As a young woman, Wen-hui finds affirmation of her identity in their shared Taiwanese aboriginal descent and in lingering traces of Japanese colonization, as seen in names:
Chang Mei-yao’s original name was ふみえFumie. In those days, many girls shared that name, although with a host of different Chinese characters. In Japanese, Wen-hui was Fumie, Chang Mei-yao was Fuzhi (also Fumie). But she was so slim, so refined, with a gentle temperament and a pair of limpid eyes, that changing it to Mei-yao (Jade Beauty) made perfect sense.
Years later, after her husband’s death, the middle-aged Wen-hui encounters Chang again on screen: “Chang Mei-yao reappeared in Call of the Mountains … Once again, Mei-yao spoke Mandarin, and once again she played the role of a daughter.” This time, however, Wen-hui is drawn not to Chang, but to her co-star K’o Jun-hsiong, who “ran in the rain to get a doctor for Mei-yao’s mother.”

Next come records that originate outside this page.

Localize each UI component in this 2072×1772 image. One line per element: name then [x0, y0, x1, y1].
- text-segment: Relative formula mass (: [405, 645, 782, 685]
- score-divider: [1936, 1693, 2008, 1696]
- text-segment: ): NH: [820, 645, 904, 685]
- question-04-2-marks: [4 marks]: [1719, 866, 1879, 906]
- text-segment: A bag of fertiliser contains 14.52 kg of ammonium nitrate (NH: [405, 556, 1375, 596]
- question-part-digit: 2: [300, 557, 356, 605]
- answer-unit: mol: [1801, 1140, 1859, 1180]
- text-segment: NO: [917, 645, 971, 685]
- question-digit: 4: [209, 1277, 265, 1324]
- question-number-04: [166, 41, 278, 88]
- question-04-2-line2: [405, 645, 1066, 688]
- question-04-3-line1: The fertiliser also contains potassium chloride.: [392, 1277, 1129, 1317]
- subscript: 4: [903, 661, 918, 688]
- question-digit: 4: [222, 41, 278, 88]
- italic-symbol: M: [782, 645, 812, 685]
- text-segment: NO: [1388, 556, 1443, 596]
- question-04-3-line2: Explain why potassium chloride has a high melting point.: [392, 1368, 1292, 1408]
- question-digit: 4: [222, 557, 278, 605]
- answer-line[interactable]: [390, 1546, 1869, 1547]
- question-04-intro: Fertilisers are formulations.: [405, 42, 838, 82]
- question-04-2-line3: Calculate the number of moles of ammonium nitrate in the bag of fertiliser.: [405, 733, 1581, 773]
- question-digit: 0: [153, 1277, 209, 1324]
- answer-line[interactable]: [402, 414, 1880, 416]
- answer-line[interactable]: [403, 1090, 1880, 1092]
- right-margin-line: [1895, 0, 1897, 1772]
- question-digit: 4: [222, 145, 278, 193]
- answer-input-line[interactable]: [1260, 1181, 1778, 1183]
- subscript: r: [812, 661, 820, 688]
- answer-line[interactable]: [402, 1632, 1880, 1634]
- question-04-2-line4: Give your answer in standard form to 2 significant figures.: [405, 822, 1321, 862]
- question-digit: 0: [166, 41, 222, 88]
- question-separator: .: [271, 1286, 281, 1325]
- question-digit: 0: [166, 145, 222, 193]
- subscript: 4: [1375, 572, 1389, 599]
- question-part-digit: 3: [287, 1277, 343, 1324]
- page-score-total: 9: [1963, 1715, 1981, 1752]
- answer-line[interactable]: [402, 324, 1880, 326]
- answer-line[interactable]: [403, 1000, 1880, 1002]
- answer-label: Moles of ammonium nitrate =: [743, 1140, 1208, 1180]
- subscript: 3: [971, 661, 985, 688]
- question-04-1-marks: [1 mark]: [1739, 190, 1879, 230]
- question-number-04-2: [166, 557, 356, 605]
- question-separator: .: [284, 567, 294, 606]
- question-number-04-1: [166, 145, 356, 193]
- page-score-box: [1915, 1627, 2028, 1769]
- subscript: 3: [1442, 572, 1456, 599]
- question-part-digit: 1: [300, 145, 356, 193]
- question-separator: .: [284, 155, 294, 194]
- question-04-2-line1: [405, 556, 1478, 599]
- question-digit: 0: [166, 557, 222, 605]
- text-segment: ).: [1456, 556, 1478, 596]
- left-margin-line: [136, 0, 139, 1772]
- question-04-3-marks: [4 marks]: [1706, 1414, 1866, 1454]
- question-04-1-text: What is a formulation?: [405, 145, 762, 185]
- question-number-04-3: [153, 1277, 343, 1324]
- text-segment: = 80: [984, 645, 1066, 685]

Lai renders Wen-hui’s life with historical precision. Deprived of higher education and excluded from public institutions, Wen-hui experiences political and social change primarily through popular cinema. Chang ceases to resonate with her for both political and personal reasons—politically, Chang no longer embodies the shared identity Wen-hui once cherished; personally, while Wen-hui has aged into motherhood and widowhood, Chang’s image on screen remains perpetually youthful. The novella never directly states that Wen-hui feels sad or disappointed. Even her husband’s death “didn’t seem to” sadden her. Yet, piecing together these subtle details, a portrait emerges of a woman numbed by changes beyond her control, who has quietly learned to endure.
Portraits in White shifts the lens toward the quieter, more uncertain lives caught between silence and survival.
Sylvia Li-chun Lin and Howard Goldblatt skillfully retain these subtleties, preserving the multilingual references and tonal shifts. The book is not an easy read, but it is a rewarding one, particularly when readers ponder the seemingly odd word choices. Why, for example, is Casey called “Miss” even though she had a loving German husband who died young? One interpretation is that, like Ms Wen-hui, Miss Casey reflects a truer self—an identity not erased by politics, gender roles, or social expectations.
Kaori Lai’s Portraits in White thus shifts the lens away from heroic resistance or overt political violence to the quieter, more uncertain lives caught between silence and survival. The White Terror persists not only in prisons and protests, but also in the everyday compromises of those who lived through it.